Working Through the Plan
As you consider, create, and proceed through your green plan, here are other things to keep in mind:
- A green plan does not have to cost more. “You build to the budget,” says O’Brien, “You don’t let it control you.” She suggests implementing strategies that use free services on the site such as sunlight, rain, airflow, and the Earth’s constant temperature; that provide multiple benefits, such as a green roof that provides insulation, stormwater cleansing, heat island tempering and aesthetics; and that use strategies that reduce consumption such as efficient framing, drought-tolerant landscaping and insulation packages.

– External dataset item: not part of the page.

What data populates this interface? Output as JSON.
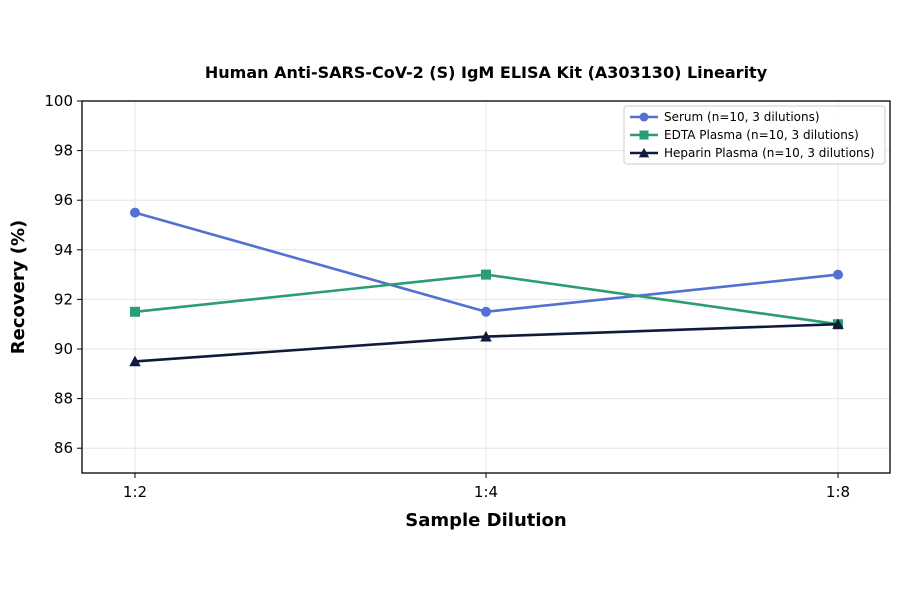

- A green plan can be successful even if the work is not started from scratch. “Prioritize and phase your improvements, whether it’s a remodel or new,” says O’Brien. “With our new home, we incorporated a garage design that had a skylight so that when we created a granny flat, we didn’t have to open the roof. We just upgraded our hydronic system and added a preheat solar collector.”
- Be a positive team player. Be proactive, decisive, patient and understanding. Instill open communication among team members.
- Keep checking the plan and verify that the work is proceeding on track and accomplishing your goals.
- Have fun. Building or remodeling your home can be a fulfilling and inspirational process, says green expert Annette Stelmack.
When your green plan has been successfully completed, learn how to operate your new green home or remodel. The success of a green plan can be greatly affected by your habits and lifestyle. Adding big power users, not programming the programmable thermostat or failing to provide routine maintenance of the home’s systems will not allow the project to operate up to its potential.